La petite musique de la planification fait son grand retour. L’Environnement, l’Industrie, la Défense et leurs promoteurs appellent de toutes leur forces un cap que l’on tiendrait dans le temps. Enfin !

Enfin quoi ? « Certains ont essayé, ils ont eu des problèmes »[1] parce que démocratie et temps long ne font pas toujours bon ménage. Il y a planification et planification.
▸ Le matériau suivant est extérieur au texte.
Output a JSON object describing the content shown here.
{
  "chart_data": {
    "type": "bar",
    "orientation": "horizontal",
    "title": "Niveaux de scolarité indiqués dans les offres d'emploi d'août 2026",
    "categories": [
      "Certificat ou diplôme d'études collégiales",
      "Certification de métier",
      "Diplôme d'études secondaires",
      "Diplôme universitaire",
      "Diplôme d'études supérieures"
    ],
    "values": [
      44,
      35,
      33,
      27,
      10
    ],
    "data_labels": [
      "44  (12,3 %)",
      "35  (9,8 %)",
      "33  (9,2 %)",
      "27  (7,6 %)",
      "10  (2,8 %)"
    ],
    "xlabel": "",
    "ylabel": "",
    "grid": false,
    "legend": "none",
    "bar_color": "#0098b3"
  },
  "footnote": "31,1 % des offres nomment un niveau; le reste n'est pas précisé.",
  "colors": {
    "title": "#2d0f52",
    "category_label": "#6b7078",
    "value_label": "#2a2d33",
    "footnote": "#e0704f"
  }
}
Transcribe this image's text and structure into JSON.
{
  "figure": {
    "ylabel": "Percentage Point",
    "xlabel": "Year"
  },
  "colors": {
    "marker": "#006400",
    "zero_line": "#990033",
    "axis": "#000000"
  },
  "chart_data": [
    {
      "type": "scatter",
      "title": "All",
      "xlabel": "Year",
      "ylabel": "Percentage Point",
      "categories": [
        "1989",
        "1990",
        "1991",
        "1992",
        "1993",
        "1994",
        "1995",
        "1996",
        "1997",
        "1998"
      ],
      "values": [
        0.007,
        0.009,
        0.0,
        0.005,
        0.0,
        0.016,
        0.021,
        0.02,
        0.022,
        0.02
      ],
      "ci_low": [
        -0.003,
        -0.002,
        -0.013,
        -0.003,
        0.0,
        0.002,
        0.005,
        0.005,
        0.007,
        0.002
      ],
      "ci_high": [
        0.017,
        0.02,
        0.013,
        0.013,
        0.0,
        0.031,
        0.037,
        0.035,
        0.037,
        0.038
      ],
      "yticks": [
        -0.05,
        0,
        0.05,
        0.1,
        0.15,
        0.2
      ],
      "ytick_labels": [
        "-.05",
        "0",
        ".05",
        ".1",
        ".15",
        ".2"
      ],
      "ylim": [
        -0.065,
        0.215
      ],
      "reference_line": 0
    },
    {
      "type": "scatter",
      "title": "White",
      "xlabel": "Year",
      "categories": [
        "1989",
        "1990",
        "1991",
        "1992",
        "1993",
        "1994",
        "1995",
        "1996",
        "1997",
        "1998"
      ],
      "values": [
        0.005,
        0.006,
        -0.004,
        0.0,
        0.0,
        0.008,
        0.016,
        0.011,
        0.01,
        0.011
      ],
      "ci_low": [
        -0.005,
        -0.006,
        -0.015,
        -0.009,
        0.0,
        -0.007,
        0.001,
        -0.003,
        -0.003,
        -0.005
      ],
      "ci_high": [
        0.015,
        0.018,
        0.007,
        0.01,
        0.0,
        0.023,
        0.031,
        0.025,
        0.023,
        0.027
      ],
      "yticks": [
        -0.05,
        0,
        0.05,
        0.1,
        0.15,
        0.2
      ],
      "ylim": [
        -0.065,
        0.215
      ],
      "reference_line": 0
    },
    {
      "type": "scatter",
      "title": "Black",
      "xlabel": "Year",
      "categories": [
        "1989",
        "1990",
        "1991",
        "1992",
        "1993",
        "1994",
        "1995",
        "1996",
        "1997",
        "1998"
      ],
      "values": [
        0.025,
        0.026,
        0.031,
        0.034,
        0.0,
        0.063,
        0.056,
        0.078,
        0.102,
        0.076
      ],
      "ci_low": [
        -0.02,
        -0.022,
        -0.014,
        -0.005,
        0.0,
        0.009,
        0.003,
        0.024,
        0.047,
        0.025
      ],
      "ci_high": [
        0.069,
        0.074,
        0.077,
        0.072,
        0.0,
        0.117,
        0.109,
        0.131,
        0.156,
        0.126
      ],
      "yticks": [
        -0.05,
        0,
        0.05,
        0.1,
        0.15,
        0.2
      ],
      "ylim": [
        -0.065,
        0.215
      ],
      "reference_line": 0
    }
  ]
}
En matière d’environnement tout d’abord. La couleur de l’Assemblée n’aura que peu d’effets sur celle de nos champs ou de nos gazons. La France ne représente que 3% des émissions de C02 dans le monde en incluant les émissions des produits et services qu’elle importe. Quoi que nous fassions, quelle que soit notre ambition, notre impact sur le réchauffement de la planète sera donc marginal. Mais l’inaction n’étant pas une option, il va nous falloir nous concentrer sur une chose et une seule s’agissant du climat, notre empreinte carbone. Guillaume Poitrinal le rappelait très bien au micro de Radio Classique le 19 mai dernier. Ecoutez- le, c’est ici : https://podcast.ausha.co/l-invite-politique/guillaume-poitrinal. Evitons d’acheter de l’électricité allemande produite à partir de lignite,  renouvelons pour cela notre parc de centrales nucléaires tant que nous n’avons pas trouvé de solution scalable à une électricité de base décarbonée, augmentons la part du renouvelable dans notre mix énergétique, mais ayons conscience que planifier touche vite ses limites en matière de production et s’applique peu ou pas en matière de consommation : à quand l’application comparable à Yuka mesurant absolument tout de notre consommation sur notre empreinte carbone ? S’agissant des entreprises, trois questions clés long terme se posent :

  1. Comment réduire mon empreinte environnementale?
  2. Comment m’adapter à un environnement des affaires qui sera de plus en plus contraint ?
  3. Comment adapter mon activité au réchauffement climatique et à la baisse de la biodiversité ?

Le Ministre de l’Economie et des Finances renouvelé souhaite faire de la souveraineté industrielle une priorité. Là encore, comme Rome ne s’est pas faite en un jour, il nous faut une politique industrielle stable. Plusieurs quinquennats se succéderont à celui qui démarre avant de voir un quelconque effet sur l’emploi industriel en France.

Essayons en premier lieu d’établir un environnement favorable à l’émergence de nouvelles ETI. (S’agissant de la Tech, nous sommes déjà en chemin malgré l’étonnante disparition du Ministère au Numérique!) Elles sont souvent familiales et s’inscrivent également dans le temps long. Philippe Grodner, Président du Family Business Network nous dit : « L’Entreprise familiale porte de vraies valeurs qu’il faut savoir préserver. Il est démontré que sa performance est bien souvent supérieure à celle d’autres modèles, notamment grâce à une vision long terme […]» 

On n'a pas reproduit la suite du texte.